La position de Trump sur le Sahara a déjà été affirmée. Même si, dans un monde où tout est négociable, rien ne garantit que les positions américaines restent figées

Yassine Majdi

Signaux que le Maroc a compris depuis longtemps et qu’il n’a cessé d’envoyer. Trump n’a plus besoin de mentionner le Sahara. Il n’en a pas besoin. Sa position a déjà été affirmée. Même si, dans un monde où tout est négociable, rien ne garantit que les positions américaines restent figées. Leur durabilité dépendra du degré d’alignement du royaume… et de sa capacité à faire vivre le partenariat au-delà des mots.
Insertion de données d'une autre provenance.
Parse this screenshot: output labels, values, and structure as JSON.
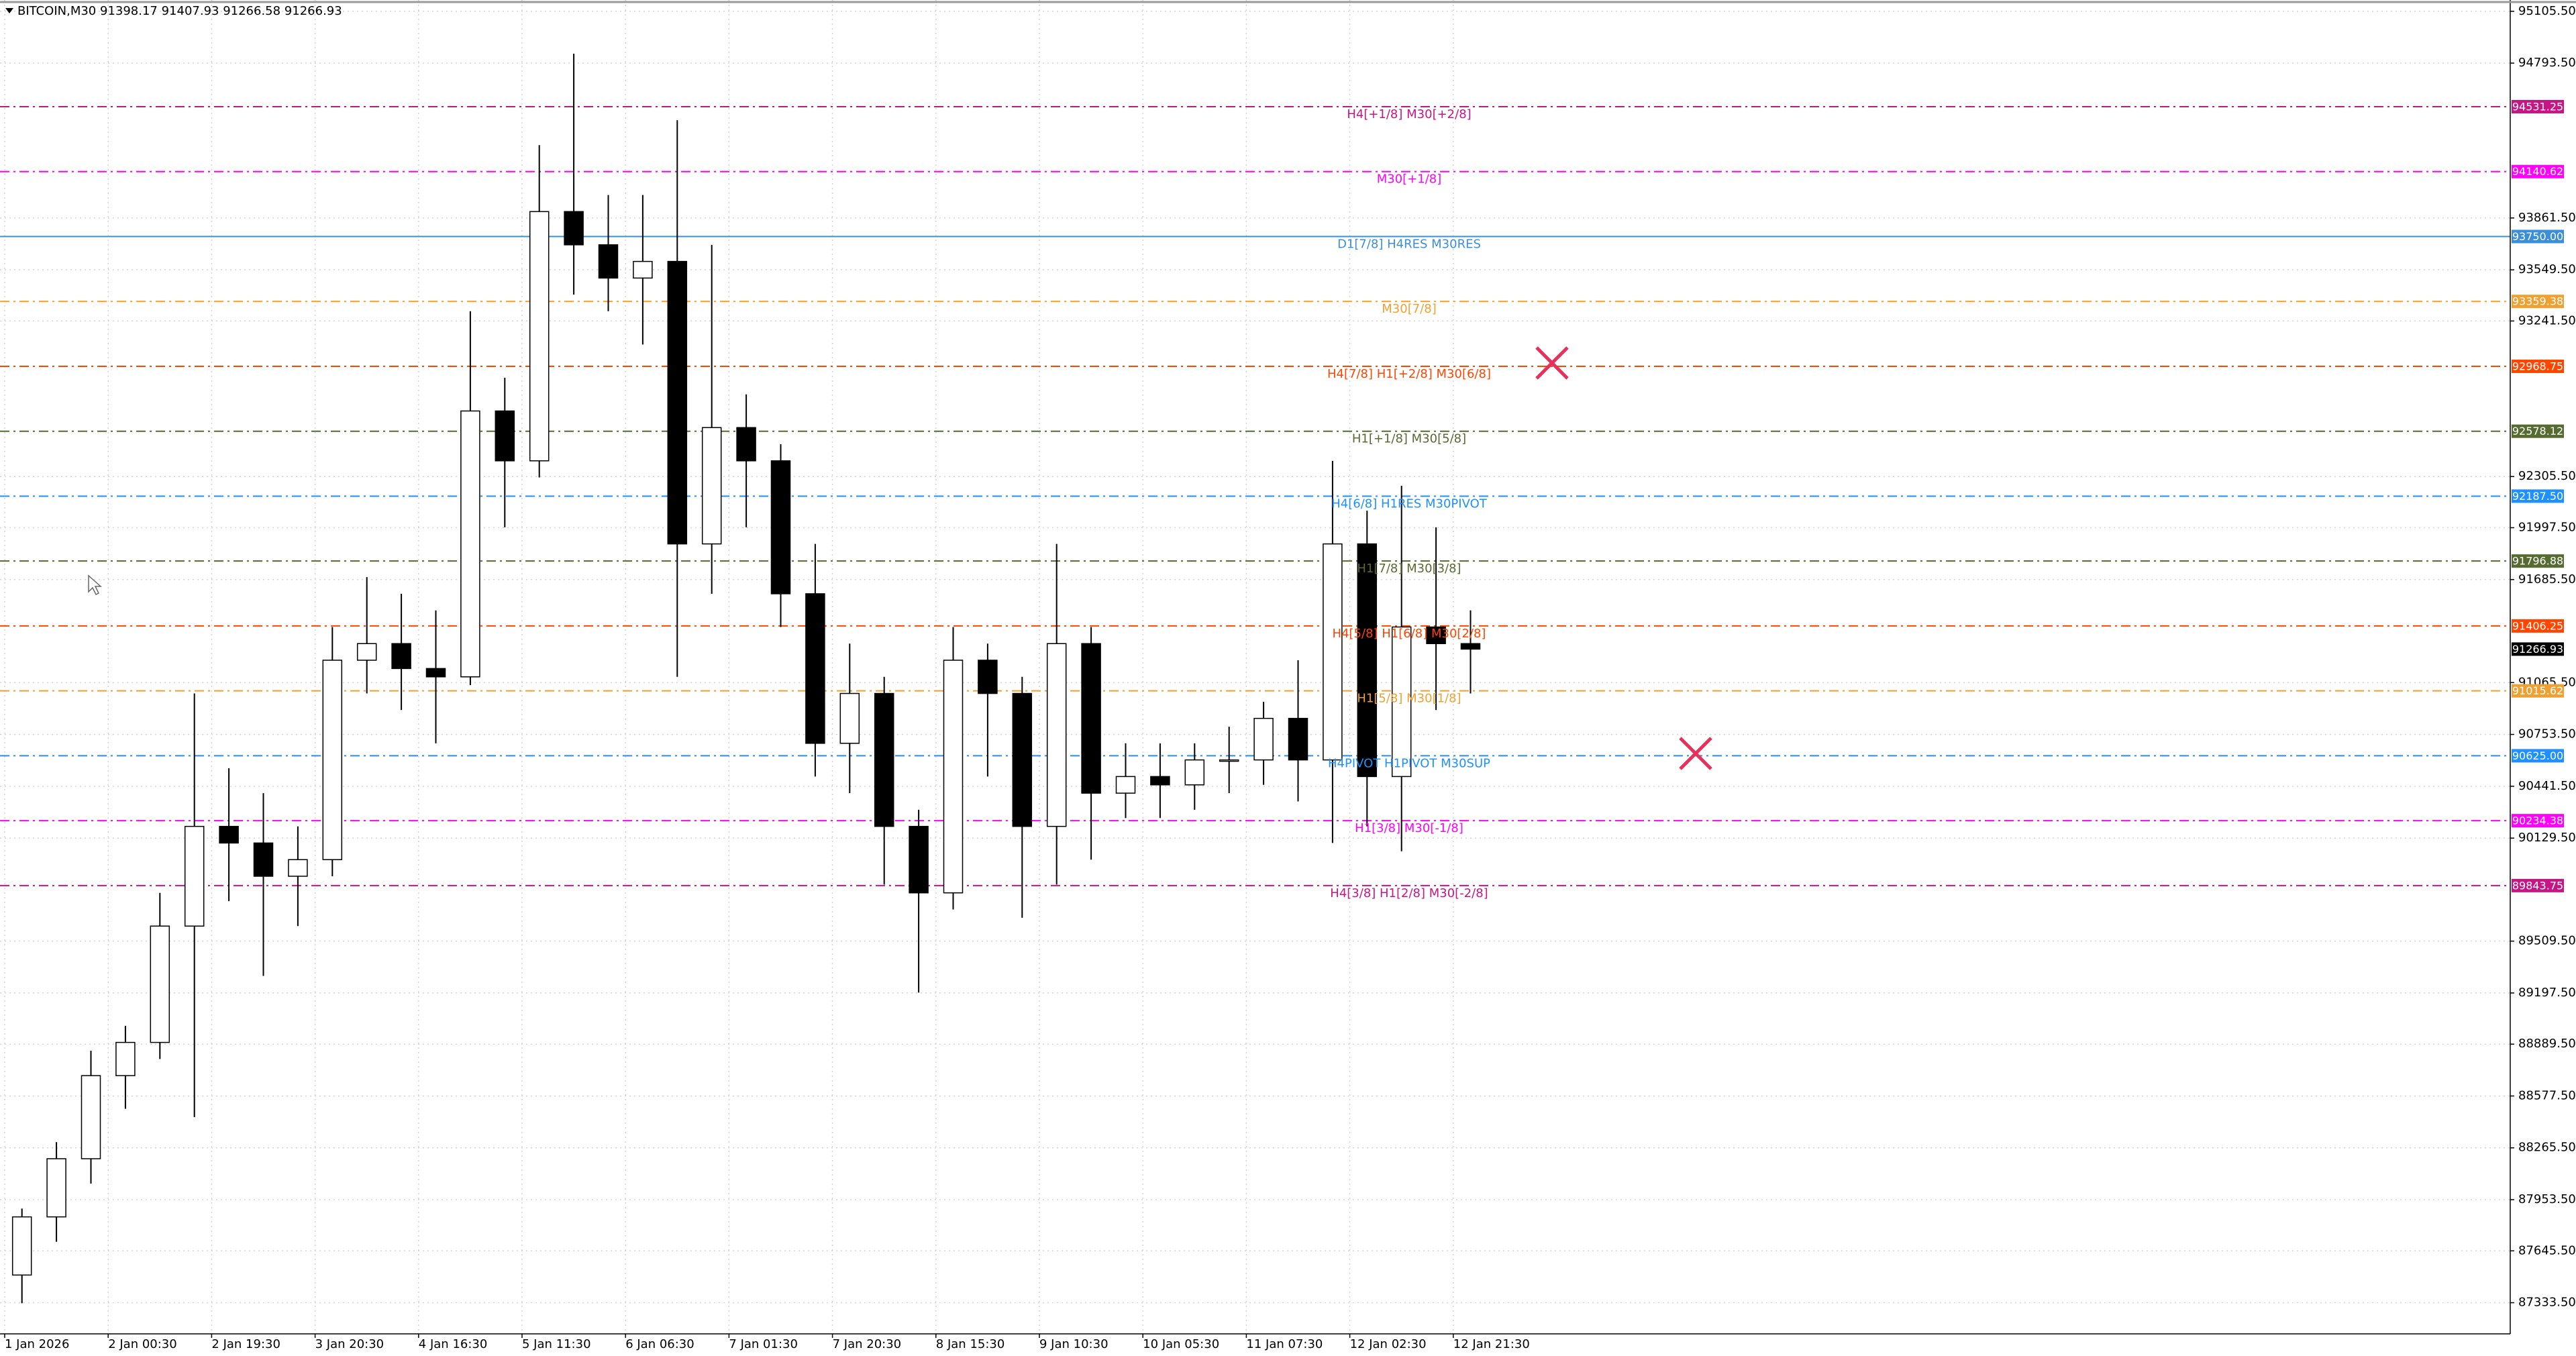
{
  "chart_data": {
    "type": "candlestick",
    "title": "BITCOIN,M30  91398.17 91407.93 91266.58 91266.93",
    "categories": [
      "1 Jan 2026",
      null,
      null,
      "2 Jan 00:30",
      null,
      null,
      "2 Jan 19:30",
      null,
      null,
      "3 Jan 20:30",
      null,
      null,
      "4 Jan 16:30",
      null,
      null,
      "5 Jan 11:30",
      null,
      null,
      "6 Jan 06:30",
      null,
      null,
      "7 Jan 01:30",
      null,
      null,
      "7 Jan 20:30",
      null,
      null,
      "8 Jan 15:30",
      null,
      null,
      "9 Jan 10:30",
      null,
      null,
      "10 Jan 05:30",
      null,
      null,
      "11 Jan 07:30",
      null,
      null,
      "12 Jan 02:30",
      null,
      null,
      "12 Jan 21:30"
    ],
    "open": [
      87500,
      87850,
      88200,
      88700,
      88900,
      89600,
      90200,
      90100,
      89900,
      90000,
      91200,
      91300,
      91150,
      91100,
      92700,
      92400,
      93900,
      93700,
      93500,
      93600,
      91900,
      92600,
      92400,
      91600,
      90700,
      91000,
      90200,
      89800,
      91200,
      91000,
      90200,
      91300,
      90400,
      90500,
      90450,
      90600,
      90600,
      90850,
      90600,
      91900,
      90500,
      91400,
      91300
    ],
    "high": [
      87900,
      88300,
      88850,
      89000,
      89800,
      91000,
      90550,
      90400,
      90200,
      91400,
      91700,
      91600,
      91500,
      93300,
      92900,
      94300,
      94850,
      94000,
      94000,
      94450,
      93700,
      92800,
      92500,
      91900,
      91300,
      91100,
      90300,
      91400,
      91300,
      91100,
      91900,
      91400,
      90700,
      90700,
      90700,
      90800,
      90950,
      91200,
      92400,
      92100,
      92250,
      92000,
      91500
    ],
    "low": [
      87330,
      87700,
      88050,
      88500,
      88800,
      88450,
      89750,
      89300,
      89600,
      89900,
      91000,
      90900,
      90700,
      91050,
      92000,
      92300,
      93400,
      93300,
      93100,
      91100,
      91600,
      92000,
      91400,
      90500,
      90400,
      89850,
      89200,
      89700,
      90500,
      89650,
      89850,
      90000,
      90250,
      90250,
      90300,
      90400,
      90450,
      90350,
      90100,
      90200,
      90050,
      90900,
      91000
    ],
    "close": [
      87850,
      88200,
      88700,
      88900,
      89600,
      90200,
      90100,
      89900,
      90000,
      91200,
      91300,
      91150,
      91100,
      92700,
      92400,
      93900,
      93700,
      93500,
      93600,
      91900,
      92600,
      92400,
      91600,
      90700,
      91000,
      90200,
      89800,
      91200,
      91000,
      90200,
      91300,
      90400,
      90500,
      90450,
      90600,
      90600,
      90850,
      90600,
      91900,
      90500,
      91400,
      91300,
      91266.93
    ],
    "up_color": "#ffffff",
    "down_color": "#000000",
    "ylim": [
      87146,
      95145
    ],
    "yticks": [
      {
        "value": 95105.5,
        "label": "95105.50"
      },
      {
        "value": 94793.5,
        "label": "94793.50"
      },
      {
        "value": 93861.5,
        "label": "93861.50"
      },
      {
        "value": 93549.5,
        "label": "93549.50"
      },
      {
        "value": 93241.5,
        "label": "93241.50"
      },
      {
        "value": 92305.5,
        "label": "92305.50"
      },
      {
        "value": 91997.5,
        "label": "91997.50"
      },
      {
        "value": 91685.5,
        "label": "91685.50"
      },
      {
        "value": 91065.5,
        "label": "91065.50"
      },
      {
        "value": 90753.5,
        "label": "90753.50"
      },
      {
        "value": 90441.5,
        "label": "90441.50"
      },
      {
        "value": 90129.5,
        "label": "90129.50"
      },
      {
        "value": 89509.5,
        "label": "89509.50"
      },
      {
        "value": 89197.5,
        "label": "89197.50"
      },
      {
        "value": 88889.5,
        "label": "88889.50"
      },
      {
        "value": 88577.5,
        "label": "88577.50"
      },
      {
        "value": 88265.5,
        "label": "88265.50"
      },
      {
        "value": 87953.5,
        "label": "87953.50"
      },
      {
        "value": 87645.5,
        "label": "87645.50"
      },
      {
        "value": 87333.5,
        "label": "87333.50"
      }
    ],
    "grid": true,
    "levels": [
      {
        "value": 94531.25,
        "value_label": "94531.25",
        "label": "H4[+1/8] M30[+2/8]",
        "color": "#c71585",
        "dashed": true
      },
      {
        "value": 94140.62,
        "value_label": "94140.62",
        "label": "M30[+1/8]",
        "color": "#ff00ff",
        "dashed": true
      },
      {
        "value": 93750,
        "value_label": "93750.00",
        "label": "D1[7/8] H4RES M30RES",
        "color": "#3a8fd8",
        "dashed": false
      },
      {
        "value": 93359.38,
        "value_label": "93359.38",
        "label": "M30[7/8]",
        "color": "#f0a030",
        "dashed": true
      },
      {
        "value": 92968.75,
        "value_label": "92968.75",
        "label": "H4[7/8] H1[+2/8] M30[6/8]",
        "color": "#ff4500",
        "dashed": true
      },
      {
        "value": 92578.12,
        "value_label": "92578.12",
        "label": "H1[+1/8] M30[5/8]",
        "color": "#556b2f",
        "dashed": true
      },
      {
        "value": 92187.5,
        "value_label": "92187.50",
        "label": "H4[6/8] H1RES M30PIVOT",
        "color": "#1e90ff",
        "dashed": true
      },
      {
        "value": 91796.88,
        "value_label": "91796.88",
        "label": "H1[7/8] M30[3/8]",
        "color": "#556b2f",
        "dashed": true
      },
      {
        "value": 91406.25,
        "value_label": "91406.25",
        "label": "H4[5/8] H1[6/8] M30[2/8]",
        "color": "#ff4500",
        "dashed": true
      },
      {
        "value": 91015.62,
        "value_label": "91015.62",
        "label": "H1[5/8] M30[1/8]",
        "color": "#f0a030",
        "dashed": true
      },
      {
        "value": 90625,
        "value_label": "90625.00",
        "label": "H4PIVOT H1PIVOT M30SUP",
        "color": "#1e90ff",
        "dashed": true
      },
      {
        "value": 90234.38,
        "value_label": "90234.38",
        "label": "H1[3/8] M30[-1/8]",
        "color": "#ff00ff",
        "dashed": true
      },
      {
        "value": 89843.75,
        "value_label": "89843.75",
        "label": "H4[3/8] H1[2/8] M30[-2/8]",
        "color": "#c71585",
        "dashed": true
      }
    ],
    "current": 91266.93
  }
}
Dans cette logique, les promesses comptent peu. Ce qui compte, c’est l’engagement. L’Amérique trumpienne n’écoute pas les déclarations de principe, elle lit les contrats, scrute les transferts de technologie, mesure les flux d’investissements. Le narratif ne fait plus la stratégie. La proximité politique et sécuritaire ne suffit plus si elle ne s’incarne pas dans des partenariats calibrés, où les intérêts américains sont tangibles. L’effort n’est pas unilatéral, il suppose de poser sur la table une offre claire, qui combine visibilité économique et valeur géopolitique.

Le Maroc n’a pas à précipiter des annonces. Il n’a pas à simuler une proximité qu’il entretient déjà. Il doit simplement comprendre que les règles ont évolué. Ce qui compte dorénavant, ce ne sont plus les discours de fidélité, mais les engagements visibles, concrets, mesurables. Au-delà de son habileté diplomatique, le royaume devra aussi miser sur son inclusion dans une chaîne d’intérêts partagés. Trump ne restera pas éternellement à la Maison Blanche. Mais sa doctrine, elle, survivra très certainement aux urnes, et peu importe si le vainqueur des prochaines élections US soit démocrate ou républicain. Et pour une puissance intermédiaire comme le Maroc, il ne s’agit plus tant de choisir un camp que de formuler une offre.